Posyandu Jadi Garda Terdepan Cegah Stunting, TP PKK Gresik Galakkan Gerakan Posyandu Aktif di Desa Banter
Gresik, 27 Mei 2025 — Tim Penggerak PKK Kabupaten Gresik kembali menunjukkan komitmennya dalam mendukung percepatan penurunan stunting melalui pelaksanaan Gerakan Posyandu Aktif yang dilaksanakan di Desa Banter, Kecamatan Benjeng. Kegiatan ini merupakan bagian dari rangkaian program TNI Manunggal Membangun Desa (TMMD) ke-124 Tahun 2025.
Ketua TP PKK Kabupaten Gresik menyampaikan bahwa posyandu saat ini telah menjadi layanan kesehatan dasar yang terintegrasi, atau dikenal sebagai ILP (Integrasi Layanan Primer).

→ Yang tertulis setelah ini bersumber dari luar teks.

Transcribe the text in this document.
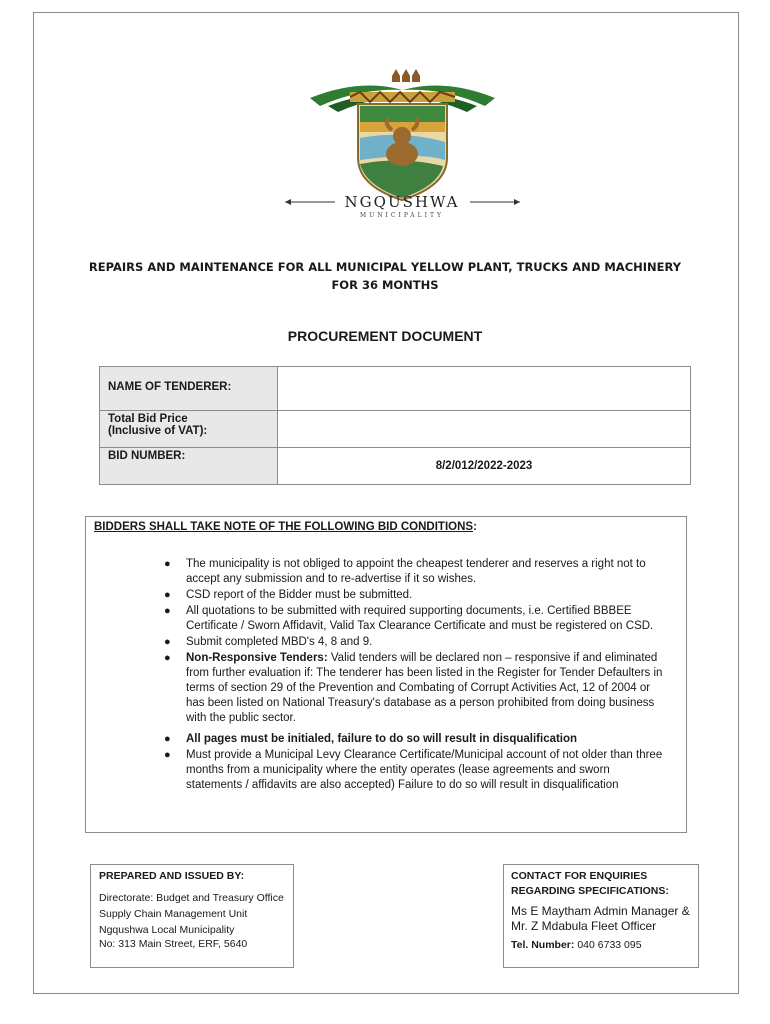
NGQUSHWA
MUNICIPALITY
REPAIRS AND MAINTENANCE FOR ALL MUNICIPAL YELLOW PLANT, TRUCKS AND MACHINERY
FOR 36 MONTHS
PROCUREMENT DOCUMENT
NAME OF TENDERER:	

Total Bid Price
(Inclusive of VAT):	

BID NUMBER:	8/2/012/2022-2023
BIDDERS SHALL TAKE NOTE OF THE FOLLOWING BID CONDITIONS:
● The municipality is not obliged to appoint the cheapest tenderer and reserves a right not to accept any submission and to re-advertise if it so wishes.
● CSD report of the Bidder must be submitted.
● All quotations to be submitted with required supporting documents, i.e. Certified BBBEE Certificate / Sworn Affidavit, Valid Tax Clearance Certificate and must be registered on CSD.
● Submit completed MBD's 4, 8 and 9.
● Non-Responsive Tenders: Valid tenders will be declared non – responsive if and eliminated from further evaluation if: The tenderer has been listed in the Register for Tender Defaulters in terms of section 29 of the Prevention and Combating of Corrupt Activities Act, 12 of 2004 or has been listed on National Treasury's database as a person prohibited from doing business with the public sector.
● All pages must be initialed, failure to do so will result in disqualification
● Must provide a Municipal Levy Clearance Certificate/Municipal account of not older than three months from a municipality where the entity operates (lease agreements and sworn statements / affidavits are also accepted) Failure to do so will result in disqualification
PREPARED AND ISSUED BY:
Directorate: Budget and Treasury Office
Supply Chain Management Unit
Ngqushwa Local Municipality
No: 313 Main Street, ERF, 5640
CONTACT FOR ENQUIRIES
REGARDING SPECIFICATIONS:
Ms E Maytham Admin Manager & Mr. Z Mdabula Fleet Officer
Tel. Number: 040 6733 095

Posyandu ILP memberikan pelayanan kesehatan menyeluruh bagi seluruh siklus kehidupan dari balita hingga lansia.
"Posyandu bukan hanya tempat penimbangan balita, tapi juga ujung tombak pelayanan dasar kesehatan masyarakat yang holistik," tegasnya.
Di Kabupaten Gresik, tercatat ada 1.516 posyandu yang aktif, didukung oleh 7.776 kader yang sebagian besar telah menerapkan pendekatan ILP. Di Desa Banter sendiri, tercatat masih ada enam balita pengidap stunting pada tahun 2025. Meski cakupan kegiatan posyandu sudah mencapai 88%, masih diperlukan peningkatan agar bisa menembus angka di atas 90%.
Ketua TP PKK Gresik menekankan pentingnya peran aktif kader posyandu TP PKK Kecamatan dan Desa pembina dalam memantau serta memastikan kualitas pelayanan posyandu di tiap wilayah. “Setiap daerah punya tantangan masing-masing, karena itu kolaborasi dan pantauan rutin sangat penting,” ujarnya.
Untuk mendukung pengelolaan balita stunting secara digital dan terstruktur, telah tersedia aplikasi GUS (Gresik Urus Stunting). Aplikasi ini mengintegrasikan peran yanda bunda permata, yakni orang tua asuh yang secara sukarela memberikan bantuan berupa intervensi gizi seperti pangan olahan medis khusus (PKMK) yang direkomendasikan oleh dokter spesialis.
“Menjadi yanda bunda permata adalah gerakan mulia. Ini tentang memberi dan membantu mereka yang lebih membutuhkan demi masa depan generasi penerus,” ungkap Ketua TP PKK Gresik.
Kegiatan diakhiri dengan ajakan kepada seluruh lapisan masyarakat, termasuk camat, kepala desa, kader PKK, dan lintas sektor di wilayah Kecamatan Kebomas, untuk bersama-sama menjadi pendamping balita stunting. Harapannya, melalui dukungan yang berkelanjutan, upaya percepatan penurunan stunting di Kabupaten Gresik dapat membuahkan hasil nyata dan membawa dampak positif bagi kesehatan anak-anak Gresik di masa depan.
Kegiatan ini dihadiri oleh Plt Bupati Gresik, Ketua TP PKK Kabupaten Gresik, Ketua GOW Kabupaten Gresik, Ketua Dharma Wanita Persatuan Kabupaten Gresik, Ketua Persit, Ketua Bhayangkari, Istri Ketua DPRD Kabupaten Gresik, Ketua Ikatan Adyaksa Dharmakarini.Turut hadir pula Kepala Dinas Kesehatan Kabupaten Gresik, Kepala Dinas Pemberdayaan Masyarakat dan Desa Kabupaten Gresik, Camat Benjeng, Kepala Desa Banter dan Kepala Puskesmas Metatu.